Sapporo, Japan, and Vancouver, Canada, are the other contenders for 2030 and both bids have issues — new allegations keep surfacing in an Olympic bribery scandal involving a Japanese executive from the COVID-19 delayed 2020 Summer Games in Tokyo, while Vancouver has yet to secure needed government support in Canada.

The International Olympic Committee is not expected to finalize its choice for the 2030 Winter Games until sometime in the fall of next year after a session scheduled for May was postponed. Yet to be decided is whether IOC leaders still plan to narrow the 2030 field when they meet this December.

IOC President Thomas Bach has ruled out choosing hosts for the 2030 and 2034 Winter Games at the same time even though there was speculation that would happen under the new, less formal bid process. Bach, who is from Germany, said over the summer that the 2034 pick needs to wait until after his term ends in 2025.

The IOC president also spelled out his concerns about Salt Lake City hosting in 2030, during a June meeting in Switzerland with Utah bidders and USOPC leaders. Bach said the United States should have been more supportive of the 2022 Winter Games in Beijing, despite China’s human rights record.

Here’s something nearly 80% of Utahns can agree on — bringing the Olympics back

Germany last hosted an Olympics in 1972, a Summer Games in Munich. Since then, German cities have bid unsuccessfully for six Olympics, starting with the 1992 Winter Games held in Albertville, France, and most recently, the 2032 Summer Games that were awarded years earlier than expected to Brisbane, Australia.

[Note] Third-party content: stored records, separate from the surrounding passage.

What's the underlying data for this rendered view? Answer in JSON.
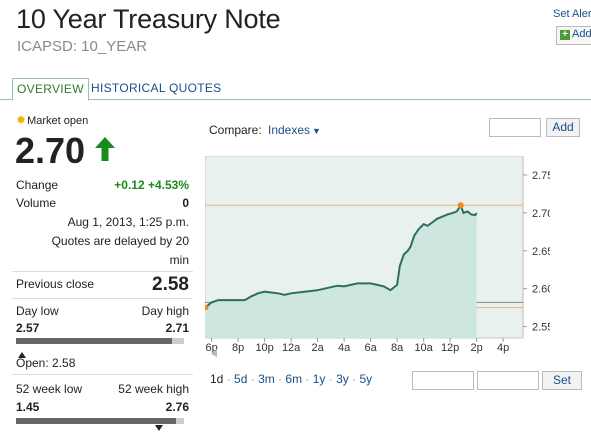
{
  "header": {
    "title": "10 Year Treasury Note",
    "subtitle": "ICAPSD: 10_YEAR",
    "set_alert": "Set Aler",
    "add_label": "Add"
  },
  "tabs": [
    {
      "label": "OVERVIEW",
      "active": true
    },
    {
      "label": "HISTORICAL QUOTES",
      "active": false
    }
  ],
  "quote": {
    "market_status": "Market open",
    "price": "2.70",
    "change_label": "Change",
    "change_value": "+0.12 +4.53%",
    "volume_label": "Volume",
    "volume_value": "0",
    "timestamp": "Aug 1, 2013, 1:25 p.m.",
    "delay_note_1": "Quotes are delayed by 20",
    "delay_note_2": "min",
    "prev_close_label": "Previous close",
    "prev_close_value": "2.58",
    "day_low_label": "Day low",
    "day_high_label": "Day high",
    "day_low_value": "2.57",
    "day_high_value": "2.71",
    "day_range_position": 0.93,
    "open_text": "Open: 2.58",
    "wk52_low_label": "52 week low",
    "wk52_high_label": "52 week high",
    "wk52_low_value": "1.45",
    "wk52_high_value": "2.76",
    "wk52_range_position": 0.95,
    "colors": {
      "up": "#1a8a1a",
      "link": "#1a4f8a"
    }
  },
  "compare": {
    "label": "Compare:",
    "dropdown_value": "Indexes",
    "add_button": "Add"
  },
  "range_selector": {
    "ranges": [
      "1d",
      "5d",
      "3m",
      "6m",
      "1y",
      "3y",
      "5y"
    ],
    "active": "1d",
    "set_button": "Set"
  },
  "chart_data": {
    "type": "area",
    "y_ticks": [
      "2.75",
      "2.70",
      "2.65",
      "2.60",
      "2.55"
    ],
    "ylim": [
      2.535,
      2.775
    ],
    "x_ticks": [
      "6p",
      "8p",
      "10p",
      "12a",
      "2a",
      "4a",
      "6a",
      "8a",
      "10a",
      "12p",
      "2p",
      "4p"
    ],
    "x_tick_hours": [
      0,
      2,
      4,
      6,
      8,
      10,
      12,
      14,
      16,
      18,
      20,
      22
    ],
    "xlim": [
      -0.5,
      23.5
    ],
    "reference_lines": {
      "day_high": 2.71,
      "day_low": 2.575,
      "prev_close": 2.582
    },
    "series": [
      {
        "x": [
          -0.5,
          0,
          0.5,
          1,
          2,
          2.5,
          3,
          3.5,
          4,
          5,
          5.5,
          6,
          7,
          7.5,
          8,
          8.5,
          9,
          9.5,
          10,
          10.5,
          11,
          12,
          12.5,
          13,
          13.5,
          14,
          14.2,
          14.5,
          14.8,
          15,
          15.3,
          15.6,
          16,
          16.3,
          16.7,
          17,
          17.4,
          17.8,
          18.2,
          18.5,
          18.8,
          19,
          19.3,
          19.6,
          19.9,
          20
        ],
        "y": [
          2.575,
          2.582,
          2.585,
          2.585,
          2.585,
          2.585,
          2.59,
          2.594,
          2.596,
          2.594,
          2.592,
          2.594,
          2.596,
          2.597,
          2.598,
          2.6,
          2.602,
          2.604,
          2.603,
          2.605,
          2.607,
          2.607,
          2.605,
          2.603,
          2.598,
          2.605,
          2.63,
          2.645,
          2.65,
          2.655,
          2.67,
          2.678,
          2.685,
          2.683,
          2.688,
          2.692,
          2.695,
          2.698,
          2.7,
          2.702,
          2.71,
          2.7,
          2.702,
          2.698,
          2.697,
          2.7
        ]
      }
    ],
    "grid": false,
    "marker": {
      "x": 18.8,
      "y": 2.71
    }
  }
}
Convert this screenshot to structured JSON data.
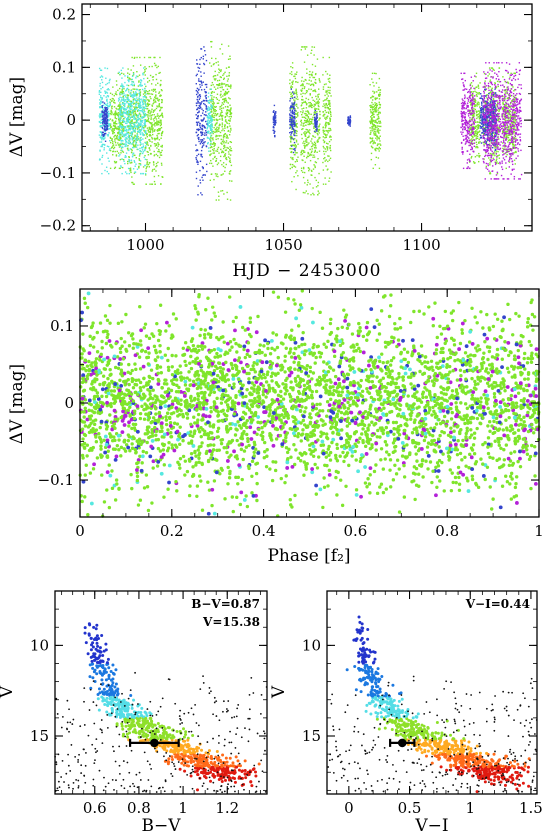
{
  "chart_data": [
    {
      "id": "lightcurve",
      "type": "scatter",
      "title": "",
      "xlabel": "HJD − 2453000",
      "ylabel": "ΔV [mag]",
      "xlim": [
        977,
        1140
      ],
      "ylim": [
        0.22,
        -0.21
      ],
      "y_inverted": true,
      "xticks": [
        1000,
        1050,
        1100
      ],
      "yticks": [
        -0.2,
        -0.1,
        0,
        0.1,
        0.2
      ],
      "ytick_labels": [
        "−0.2",
        "−0.1",
        "0",
        "0.1",
        "0.2"
      ],
      "series": [
        {
          "color": "#7fe52b",
          "segments": [
            [
              987,
              992,
              0.09
            ],
            [
              993,
              998,
              0.12
            ],
            [
              999,
              1006,
              0.12
            ],
            [
              1023,
              1031,
              0.15
            ],
            [
              1052,
              1055,
              0.13
            ],
            [
              1056,
              1063,
              0.14
            ],
            [
              1064,
              1067,
              0.12
            ],
            [
              1081,
              1085,
              0.09
            ],
            [
              1117,
              1121,
              0.09
            ],
            [
              1122,
              1128,
              0.1
            ],
            [
              1129,
              1134,
              0.09
            ]
          ]
        },
        {
          "color": "#55e8e0",
          "segments": [
            [
              983,
              987,
              0.1
            ],
            [
              990,
              1000,
              0.1
            ],
            [
              1022,
              1024,
              0.06
            ]
          ]
        },
        {
          "color": "#3344cc",
          "segments": [
            [
              984,
              986,
              0.04
            ],
            [
              1018,
              1022,
              0.14
            ],
            [
              1046,
              1047,
              0.03
            ],
            [
              1052,
              1054,
              0.06
            ],
            [
              1061,
              1062,
              0.02
            ],
            [
              1073,
              1074,
              0.01
            ],
            [
              1121,
              1127,
              0.06
            ]
          ]
        },
        {
          "color": "#b321d8",
          "segments": [
            [
              1114,
              1119,
              0.09
            ],
            [
              1122,
              1136,
              0.11
            ]
          ]
        }
      ]
    },
    {
      "id": "phase",
      "type": "scatter",
      "title": "",
      "xlabel": "Phase [f₂]",
      "ylabel": "ΔV [mag]",
      "xlim": [
        0,
        1
      ],
      "ylim": [
        0.148,
        -0.148
      ],
      "y_inverted": true,
      "xticks": [
        0,
        0.2,
        0.4,
        0.6,
        0.8,
        1
      ],
      "xtick_labels": [
        "0",
        "0.2",
        "0.4",
        "0.6",
        "0.8",
        "1"
      ],
      "yticks": [
        -0.1,
        0,
        0.1
      ],
      "ytick_labels": [
        "−0.1",
        "0",
        "0.1"
      ],
      "point_colors": [
        "#7fe52b",
        "#b321d8",
        "#3344cc",
        "#55e8e0"
      ],
      "point_weights": [
        0.83,
        0.08,
        0.05,
        0.04
      ],
      "y_scatter_mag": 0.055
    },
    {
      "id": "cmd_bv",
      "type": "scatter",
      "title": "",
      "xlabel": "B−V",
      "ylabel": "V",
      "xlim": [
        0.42,
        1.38
      ],
      "ylim": [
        7.0,
        18.2
      ],
      "y_inverted": true,
      "xticks": [
        0.6,
        0.8,
        1,
        1.2
      ],
      "xtick_labels": [
        "0.6",
        "0.8",
        "1",
        "1.2"
      ],
      "yticks": [
        10,
        15
      ],
      "annotations": [
        "B−V=0.87",
        "V=15.38"
      ],
      "marker": {
        "x": 0.87,
        "y": 15.38,
        "xerr": 0.11
      },
      "sequence": {
        "x": [
          0.58,
          0.62,
          0.66,
          0.72,
          0.8,
          0.88,
          0.96,
          1.05,
          1.15,
          1.25
        ],
        "y": [
          8.8,
          10.8,
          12.4,
          13.6,
          14.4,
          15.0,
          15.6,
          16.2,
          16.8,
          17.2
        ]
      }
    },
    {
      "id": "cmd_vi",
      "type": "scatter",
      "title": "",
      "xlabel": "V−I",
      "ylabel": "V",
      "xlim": [
        -0.18,
        1.55
      ],
      "ylim": [
        7.0,
        18.2
      ],
      "y_inverted": true,
      "xticks": [
        0,
        0.5,
        1,
        1.5
      ],
      "xtick_labels": [
        "0",
        "0.5",
        "1",
        "1.5"
      ],
      "yticks": [
        10,
        15
      ],
      "annotations": [
        "V−I=0.44"
      ],
      "marker": {
        "x": 0.44,
        "y": 15.38,
        "xerr": 0.1
      },
      "sequence": {
        "x": [
          0.08,
          0.13,
          0.2,
          0.32,
          0.48,
          0.62,
          0.78,
          0.95,
          1.12,
          1.32
        ],
        "y": [
          8.8,
          10.8,
          12.4,
          13.6,
          14.4,
          15.0,
          15.6,
          16.2,
          16.8,
          17.2
        ]
      }
    }
  ]
}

Some past German bids struggled to gain public support, including a referendum defeat that kept Munich from following up the loss of the 2018 Winter Games to Pyeongchang, South Korea, with a bid for 2022. Hamburg’s bid for the 2024 Summer Games also ended at the ballot box.

Weikert said there’s no rush to decide on Germany’s next Olympic bid.

He said he doesn’t expect any discussions to begin with the IOC until after the 2024 Summer Games in Paris and “then we will sum up and see whether we apply and with whom we apply if the whole thing turns out positive from our point of view,” according to GamesBids.com.

“We won’t commit to anything beforehand,” Weikert said. “The new guidelines of the IOC give us more flexibility. For example, it doesn’t have to be just one location where the Olympic and Paralympic Games are held, according to modern interpretation there can also be two.”

Fraser Bullock, president and CEO of the Salt Lake City-Utah Committee for the Games, had little to say about Germany’s interest in 2034.

“We are always very respectful of any other bidders,” Bullock said. “Our focus continues to be on preparing the best bid possible and we are making excellent progress.”